Without a word, the man turned and headed for a deserted corner in the northern part of the cemetery. One of the big ferries destined for Burano and Torcello passed on the right. Gulls hung in the choppy air. A scattering of figures moved through the headstones, some with bouquets in their hands. Rizzo had been here only once before, with an old girlfriend, going to see her grandmama. The place spooked him. When he went, he wanted to go out in a puff of flame, a sudden fire inside the municipal crematorium on the mainland. Not lie around beneath the dry San Michele earth, waiting to be dug up a decade later.
They walked to a small, low building with a single tiny window. The supervisor fished a keychain out of his pocket and opened the door. Rizzo took off his sunglasses and followed him inside. Then he waited as the man threw the light switch, waited as his eyes adjusted to the abrupt transition from the piercing sunlight into t
he dark and then back into the thinner glare of the one fluorescent tube in the ceiling.
The coffin sat on a trestle in the middle of the room. The wood was a lifeless, flat grey colour. It was as if the thing, and what it contained, had been desiccated over the few years it had rested beneath the surface.
“Like I said,” the man repeated, “send your men here. They’ll know what to do. You don’t want to watch. Believe me.”
The Englishman had given his instructions.
“Open it.”
The supervisor swore softly, folded his arms, and glowered into the dark corner beyond the casket. “No can do,” he murmured. “What kind of game are you playing, kid?”

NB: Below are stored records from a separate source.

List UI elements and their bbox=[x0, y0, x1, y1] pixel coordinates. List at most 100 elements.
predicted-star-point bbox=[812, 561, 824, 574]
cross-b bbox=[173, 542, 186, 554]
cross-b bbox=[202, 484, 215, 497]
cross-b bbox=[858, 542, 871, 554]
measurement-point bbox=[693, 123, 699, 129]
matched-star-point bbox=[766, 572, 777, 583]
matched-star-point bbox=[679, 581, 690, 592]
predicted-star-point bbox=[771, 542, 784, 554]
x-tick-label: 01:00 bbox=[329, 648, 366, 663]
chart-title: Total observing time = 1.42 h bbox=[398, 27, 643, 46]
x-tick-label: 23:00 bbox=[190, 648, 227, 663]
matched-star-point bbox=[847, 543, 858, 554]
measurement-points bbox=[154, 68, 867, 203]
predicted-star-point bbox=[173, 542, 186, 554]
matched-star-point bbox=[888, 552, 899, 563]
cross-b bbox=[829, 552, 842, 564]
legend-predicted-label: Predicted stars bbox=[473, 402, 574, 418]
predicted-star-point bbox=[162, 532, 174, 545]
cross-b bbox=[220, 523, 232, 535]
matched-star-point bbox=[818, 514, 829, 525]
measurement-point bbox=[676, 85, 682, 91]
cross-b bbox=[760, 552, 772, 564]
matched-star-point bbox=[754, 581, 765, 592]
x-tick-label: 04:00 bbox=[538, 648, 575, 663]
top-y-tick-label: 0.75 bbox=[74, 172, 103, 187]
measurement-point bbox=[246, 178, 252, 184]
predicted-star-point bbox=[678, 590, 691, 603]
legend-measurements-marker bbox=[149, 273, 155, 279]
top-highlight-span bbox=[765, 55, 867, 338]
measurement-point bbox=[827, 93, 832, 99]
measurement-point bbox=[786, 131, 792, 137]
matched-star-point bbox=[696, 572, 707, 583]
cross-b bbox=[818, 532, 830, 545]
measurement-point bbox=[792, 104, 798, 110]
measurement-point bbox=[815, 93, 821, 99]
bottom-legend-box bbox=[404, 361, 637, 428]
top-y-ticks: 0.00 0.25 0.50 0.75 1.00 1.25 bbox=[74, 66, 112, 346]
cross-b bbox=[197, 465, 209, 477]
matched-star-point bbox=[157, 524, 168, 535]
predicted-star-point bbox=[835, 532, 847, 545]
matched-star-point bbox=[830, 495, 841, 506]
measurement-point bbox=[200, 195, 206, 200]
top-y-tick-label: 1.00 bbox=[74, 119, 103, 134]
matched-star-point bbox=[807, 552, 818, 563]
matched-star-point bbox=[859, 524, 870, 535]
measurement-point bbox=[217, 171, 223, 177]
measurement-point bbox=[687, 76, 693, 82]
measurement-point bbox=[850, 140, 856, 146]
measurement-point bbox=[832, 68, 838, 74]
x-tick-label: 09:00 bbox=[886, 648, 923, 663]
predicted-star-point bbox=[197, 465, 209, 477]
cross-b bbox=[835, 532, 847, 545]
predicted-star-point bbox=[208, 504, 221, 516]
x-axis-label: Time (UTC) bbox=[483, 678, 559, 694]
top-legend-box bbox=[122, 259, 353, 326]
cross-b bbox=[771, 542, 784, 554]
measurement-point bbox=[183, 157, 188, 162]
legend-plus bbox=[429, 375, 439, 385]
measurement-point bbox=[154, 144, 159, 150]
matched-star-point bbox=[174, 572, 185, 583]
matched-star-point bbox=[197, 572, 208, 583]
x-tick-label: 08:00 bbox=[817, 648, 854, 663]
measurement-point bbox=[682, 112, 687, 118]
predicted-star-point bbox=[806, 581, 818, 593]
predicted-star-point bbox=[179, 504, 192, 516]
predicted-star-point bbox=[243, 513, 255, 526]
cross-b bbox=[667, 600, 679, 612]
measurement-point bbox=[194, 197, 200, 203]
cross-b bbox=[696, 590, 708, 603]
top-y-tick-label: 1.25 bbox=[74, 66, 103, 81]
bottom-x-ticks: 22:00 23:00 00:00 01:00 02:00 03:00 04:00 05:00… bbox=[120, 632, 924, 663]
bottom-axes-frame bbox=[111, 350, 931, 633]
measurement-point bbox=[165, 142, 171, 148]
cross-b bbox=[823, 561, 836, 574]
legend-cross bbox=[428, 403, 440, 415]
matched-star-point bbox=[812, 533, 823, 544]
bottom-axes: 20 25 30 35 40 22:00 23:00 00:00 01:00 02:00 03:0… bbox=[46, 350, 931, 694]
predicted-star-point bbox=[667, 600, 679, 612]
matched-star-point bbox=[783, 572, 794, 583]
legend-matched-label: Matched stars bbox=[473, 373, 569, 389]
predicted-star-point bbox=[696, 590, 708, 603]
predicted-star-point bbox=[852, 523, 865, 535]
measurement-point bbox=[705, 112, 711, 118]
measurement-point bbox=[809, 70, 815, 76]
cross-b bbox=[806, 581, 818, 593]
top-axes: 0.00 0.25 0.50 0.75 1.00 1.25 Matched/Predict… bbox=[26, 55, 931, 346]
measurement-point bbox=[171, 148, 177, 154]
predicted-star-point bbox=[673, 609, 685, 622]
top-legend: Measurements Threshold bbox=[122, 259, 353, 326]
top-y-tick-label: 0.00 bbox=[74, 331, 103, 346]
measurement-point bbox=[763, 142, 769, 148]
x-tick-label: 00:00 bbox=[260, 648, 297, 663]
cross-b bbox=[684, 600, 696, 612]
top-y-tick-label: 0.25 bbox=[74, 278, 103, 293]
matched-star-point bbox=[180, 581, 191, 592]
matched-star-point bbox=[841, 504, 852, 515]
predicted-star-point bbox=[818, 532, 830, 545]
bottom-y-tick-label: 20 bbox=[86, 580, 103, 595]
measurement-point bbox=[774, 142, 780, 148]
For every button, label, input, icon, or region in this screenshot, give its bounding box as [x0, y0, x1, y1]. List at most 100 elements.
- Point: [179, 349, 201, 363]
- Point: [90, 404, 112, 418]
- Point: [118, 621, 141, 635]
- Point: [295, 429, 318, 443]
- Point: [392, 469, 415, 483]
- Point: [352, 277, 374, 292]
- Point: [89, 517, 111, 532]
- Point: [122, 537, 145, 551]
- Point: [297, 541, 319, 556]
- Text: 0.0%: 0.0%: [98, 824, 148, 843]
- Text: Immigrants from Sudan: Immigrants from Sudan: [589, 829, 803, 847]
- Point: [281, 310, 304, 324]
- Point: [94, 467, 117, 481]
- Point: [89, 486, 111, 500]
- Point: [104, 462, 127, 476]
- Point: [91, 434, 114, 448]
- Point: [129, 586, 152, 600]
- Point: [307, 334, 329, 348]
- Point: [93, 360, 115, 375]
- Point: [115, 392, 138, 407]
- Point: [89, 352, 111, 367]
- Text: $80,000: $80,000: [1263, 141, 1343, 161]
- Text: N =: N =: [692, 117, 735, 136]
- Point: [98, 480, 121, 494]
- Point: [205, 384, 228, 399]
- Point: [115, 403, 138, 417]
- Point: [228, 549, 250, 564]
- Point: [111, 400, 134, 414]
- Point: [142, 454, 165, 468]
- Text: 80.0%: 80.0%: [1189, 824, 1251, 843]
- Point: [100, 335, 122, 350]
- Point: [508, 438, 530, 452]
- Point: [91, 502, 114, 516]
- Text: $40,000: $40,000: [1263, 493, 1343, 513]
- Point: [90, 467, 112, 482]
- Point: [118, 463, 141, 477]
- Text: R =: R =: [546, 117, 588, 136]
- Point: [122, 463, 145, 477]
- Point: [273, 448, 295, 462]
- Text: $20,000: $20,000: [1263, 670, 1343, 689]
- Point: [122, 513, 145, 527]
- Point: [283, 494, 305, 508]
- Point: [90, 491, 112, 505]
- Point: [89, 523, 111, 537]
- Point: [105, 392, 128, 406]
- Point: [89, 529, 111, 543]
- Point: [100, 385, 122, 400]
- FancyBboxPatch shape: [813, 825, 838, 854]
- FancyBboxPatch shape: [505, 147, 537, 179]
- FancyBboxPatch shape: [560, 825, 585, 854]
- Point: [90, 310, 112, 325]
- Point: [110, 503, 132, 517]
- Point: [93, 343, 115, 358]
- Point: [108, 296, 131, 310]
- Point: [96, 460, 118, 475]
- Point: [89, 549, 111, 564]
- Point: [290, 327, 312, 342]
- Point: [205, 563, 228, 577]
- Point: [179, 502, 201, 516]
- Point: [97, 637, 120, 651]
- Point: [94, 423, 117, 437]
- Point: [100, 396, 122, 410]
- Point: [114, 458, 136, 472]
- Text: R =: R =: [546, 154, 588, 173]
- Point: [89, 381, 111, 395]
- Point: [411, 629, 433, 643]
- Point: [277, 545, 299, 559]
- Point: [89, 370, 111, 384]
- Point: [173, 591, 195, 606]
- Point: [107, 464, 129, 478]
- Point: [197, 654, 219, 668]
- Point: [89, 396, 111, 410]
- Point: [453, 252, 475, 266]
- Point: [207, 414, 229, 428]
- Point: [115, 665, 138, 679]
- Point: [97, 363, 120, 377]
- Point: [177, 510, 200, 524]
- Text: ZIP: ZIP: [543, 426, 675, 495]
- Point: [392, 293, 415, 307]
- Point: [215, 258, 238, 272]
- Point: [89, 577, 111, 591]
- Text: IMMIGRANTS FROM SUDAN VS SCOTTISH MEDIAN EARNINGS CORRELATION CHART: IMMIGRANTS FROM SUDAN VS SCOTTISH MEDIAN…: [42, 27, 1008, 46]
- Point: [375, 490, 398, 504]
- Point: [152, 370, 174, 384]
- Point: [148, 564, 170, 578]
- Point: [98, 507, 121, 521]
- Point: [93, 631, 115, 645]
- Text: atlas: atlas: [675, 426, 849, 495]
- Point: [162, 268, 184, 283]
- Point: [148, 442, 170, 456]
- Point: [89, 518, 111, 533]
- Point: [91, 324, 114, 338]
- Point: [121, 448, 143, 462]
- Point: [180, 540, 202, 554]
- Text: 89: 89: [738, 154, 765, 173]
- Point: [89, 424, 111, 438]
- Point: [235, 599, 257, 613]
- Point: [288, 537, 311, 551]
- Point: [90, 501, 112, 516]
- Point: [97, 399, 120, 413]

Rizzo reached into his pocket and pulled out two hundred euro notes. Massiter had known there might be incidentals along the way.
“Listen,” he said. “The Giannis are a real close family. Just let me see my sweet little cousin one more time and then I’m on my way, OK?”
“Shit,” the man said, then pocketed the notes and picked up a crowbar leaning against the wall. “You want me to take the lid off? Or do you feel so close to her you want to do that too?”
What Rizzo felt like was a cigarette. The tiny room was airless. A smell, musty and pervasive, was coming from the coffin. “Do it,” he said, and nodded at the casket.
The man grunted, lifted the crowbar, and jammed it beneath the cover of the coffin. He barely looked at what he was doing. He’d popped these things a million times, Rizzo guessed. It was like working in a slaughterhouse or a morgue. After a while you never even thought about what was going on.
The iron worked its way around the wooden box slowly, lifting it just a few centimetres at a time, exposing the bent, rusty nails that held the thing together. The man completed a circle of the casket, then looked at Rizzo one final time.
“You sure about this, kid? A lot of you guys are real brave out there in the light of day, but it doesn’t seem such a good idea when you’re in here and it’s time.”
Rizzo didn’t like being called “kid.” Again he said, “Do it.”
The supervisor carefully eased the bar beneath the cover, then pushed down, levering it open. The wood shattered into two pieces with a sudden, piercing crack. Rizzo jumped, in spite of himself. Dust and particles filled the air. Behind them came a persistent, noisome smell that was identifiably human in origin. Just one look, he thought. That was all the Englishman asked for.